553
Scenario-based vegetation outlook (S-VegOut): Predicting general vegetation condition using different scenarios over the central U.S

- Indicates paper has been withdrawn from meeting
- Indicates an Award Winner
Wednesday, 20 January 2010
Exhibit Hall B2 (GWCC)
Tsegaye Tadesse, National Drought Mitigation Center, University of Nebraska, Lincoln, NE; and B. D. Wardlow, M. J. Hayes, M. D. Svoboda, J. Li, C. Poulsen, and K. Callahan

Predicting vegetation conditions over large geographic areas is imperative for a wide range of applications such as crop and rangeland condition assessments, drought monitoring, fire risk potential, and ecological studies. However, such predictions are very challenging given the complexity of climate-vegetation interactions and diversity of land use practices across large geographic areas. Improvements in our predictive capabilities in this area are becoming possible with the increasing availability of many high quality, environmental data sets (e.g., climate, ocean, and remote sensing observations), the longer historical records (i.e., > 20 years) of these data sets, and the emergence of statistical data mining techniques.

Time-series, satellite-based vegetation index (VI) observations from moderate to coarse-resolution global Earth imagers, such as the Advanced Very High Resolution Radiometer (AVHRR) and the more recent Moderate Resolution Imaging Spectroradiometer (MODIS), have been widely used to monitor vegetation conditions at regional to global scales. Several studies have firmly established our capability to monitor ‘current' vegetation conditions across the landscape using remotely-sensed VI data from satellite-borne sensors. However, few efforts have focused on forecasting or predicting ‘future' vegetation conditions. In this study, a new predictive tool called the Scenario-based Vegetation Outlook (S-VegOut), which is being developed at the National Drought Mitigation Center (NDMC), is presented and tested for 2009 growing season.
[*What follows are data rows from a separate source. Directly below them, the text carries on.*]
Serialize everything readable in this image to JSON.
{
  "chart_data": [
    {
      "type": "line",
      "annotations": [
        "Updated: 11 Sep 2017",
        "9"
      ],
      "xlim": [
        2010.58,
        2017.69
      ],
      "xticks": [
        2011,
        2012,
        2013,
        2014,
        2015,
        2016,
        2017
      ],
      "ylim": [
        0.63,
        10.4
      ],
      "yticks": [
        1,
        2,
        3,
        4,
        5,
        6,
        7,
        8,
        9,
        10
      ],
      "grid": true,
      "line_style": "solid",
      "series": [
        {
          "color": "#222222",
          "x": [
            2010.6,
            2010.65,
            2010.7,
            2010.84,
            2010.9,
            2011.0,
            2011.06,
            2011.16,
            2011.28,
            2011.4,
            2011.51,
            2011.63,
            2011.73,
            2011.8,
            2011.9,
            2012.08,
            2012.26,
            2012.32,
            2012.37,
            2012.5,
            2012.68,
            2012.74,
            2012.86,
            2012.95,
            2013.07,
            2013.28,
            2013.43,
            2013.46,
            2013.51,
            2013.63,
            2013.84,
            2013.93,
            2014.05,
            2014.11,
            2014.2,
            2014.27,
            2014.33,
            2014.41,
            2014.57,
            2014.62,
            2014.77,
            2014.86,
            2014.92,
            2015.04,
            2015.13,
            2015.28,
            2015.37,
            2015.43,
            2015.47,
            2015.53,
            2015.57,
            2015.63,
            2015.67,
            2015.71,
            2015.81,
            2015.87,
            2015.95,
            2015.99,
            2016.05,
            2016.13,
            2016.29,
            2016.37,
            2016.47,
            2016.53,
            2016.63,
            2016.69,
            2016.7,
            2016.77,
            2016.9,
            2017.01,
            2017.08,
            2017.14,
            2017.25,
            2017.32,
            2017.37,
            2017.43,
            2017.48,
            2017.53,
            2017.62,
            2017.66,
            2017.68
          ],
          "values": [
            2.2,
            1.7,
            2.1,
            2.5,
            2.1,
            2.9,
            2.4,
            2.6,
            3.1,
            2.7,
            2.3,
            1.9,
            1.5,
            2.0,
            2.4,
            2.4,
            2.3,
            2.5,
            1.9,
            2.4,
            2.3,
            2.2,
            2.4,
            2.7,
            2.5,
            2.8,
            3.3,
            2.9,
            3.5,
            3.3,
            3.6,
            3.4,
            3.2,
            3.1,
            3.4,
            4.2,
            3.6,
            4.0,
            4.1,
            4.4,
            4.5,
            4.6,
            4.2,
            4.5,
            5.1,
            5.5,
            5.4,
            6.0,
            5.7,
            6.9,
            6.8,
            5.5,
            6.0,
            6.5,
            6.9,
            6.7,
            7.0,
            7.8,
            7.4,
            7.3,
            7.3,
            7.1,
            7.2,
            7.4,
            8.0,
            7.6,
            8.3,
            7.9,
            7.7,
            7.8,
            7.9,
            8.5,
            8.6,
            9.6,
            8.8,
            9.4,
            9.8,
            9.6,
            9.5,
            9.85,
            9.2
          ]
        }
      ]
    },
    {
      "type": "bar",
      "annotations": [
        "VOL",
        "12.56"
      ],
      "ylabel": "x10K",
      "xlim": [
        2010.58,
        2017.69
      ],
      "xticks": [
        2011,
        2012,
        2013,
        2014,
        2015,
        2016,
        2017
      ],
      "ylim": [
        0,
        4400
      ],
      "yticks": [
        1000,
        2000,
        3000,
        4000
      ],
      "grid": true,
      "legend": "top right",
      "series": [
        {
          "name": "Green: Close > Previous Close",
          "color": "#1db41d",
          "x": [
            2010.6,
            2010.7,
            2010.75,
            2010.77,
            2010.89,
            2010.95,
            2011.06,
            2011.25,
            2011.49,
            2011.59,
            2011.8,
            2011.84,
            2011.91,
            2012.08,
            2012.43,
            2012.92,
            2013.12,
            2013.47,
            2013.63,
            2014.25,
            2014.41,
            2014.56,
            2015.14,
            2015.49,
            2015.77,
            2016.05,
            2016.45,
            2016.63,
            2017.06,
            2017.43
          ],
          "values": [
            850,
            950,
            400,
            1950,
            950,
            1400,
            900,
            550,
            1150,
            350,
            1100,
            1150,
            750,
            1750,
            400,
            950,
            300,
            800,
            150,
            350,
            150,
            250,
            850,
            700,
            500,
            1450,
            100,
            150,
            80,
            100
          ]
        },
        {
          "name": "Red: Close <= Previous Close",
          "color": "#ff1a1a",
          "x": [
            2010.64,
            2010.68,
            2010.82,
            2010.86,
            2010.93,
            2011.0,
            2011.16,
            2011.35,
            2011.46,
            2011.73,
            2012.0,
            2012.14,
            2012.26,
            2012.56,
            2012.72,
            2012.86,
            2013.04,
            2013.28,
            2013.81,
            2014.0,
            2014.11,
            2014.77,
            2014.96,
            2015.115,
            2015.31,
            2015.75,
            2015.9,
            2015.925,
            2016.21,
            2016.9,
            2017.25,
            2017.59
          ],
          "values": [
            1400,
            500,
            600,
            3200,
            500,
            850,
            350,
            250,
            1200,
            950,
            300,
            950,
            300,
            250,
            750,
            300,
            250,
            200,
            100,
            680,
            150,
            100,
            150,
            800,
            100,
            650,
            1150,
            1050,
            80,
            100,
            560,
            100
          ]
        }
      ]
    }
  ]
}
Scenario-VegOut predicts seasonal greenness for different climatic episodes (i.e. dry, normal, and wet conditions) using regression tree-based modeling that integrates historical vegetation condition information from satellite-based VI observations with climate-based drought indicators, oceanic indices, and general biophysical information about the environment (e.g., land use/land cover type and soil characteristics). Three hypothetical scenarios [i.e., drier than normal precipitation (< 75% of average precipitation received), normal (between 75 and 125% of average), and above normal (>125% of average) precipitation] are used to generate 1-kilometer (km) resolution vegetation condition outlook maps at multiple time-steps into the future (ranging from 2 to 6 weeks). This experimental tool predicts general vegetation conditions based on the analysis of historical patterns among the satellite, climate, and oceanic data over a 20-year period (1989 to 2008) by applying the different scenario-based regression tree models to each 1-km grid cell for a series of bi-weekly periods (14-day intervals) across the growing season.

In this study, we present the method and predictive ability of Scenario-VegOut maps for 2-, 4-, and 6-week vegetation condition outlooks across the 2009 growing season for a 15-state region of the central United States. Statistical analysis of the accuracy of the models and evaluation of the S-VegOut maps including the initial feedback from potential stakeholders will also be discussed.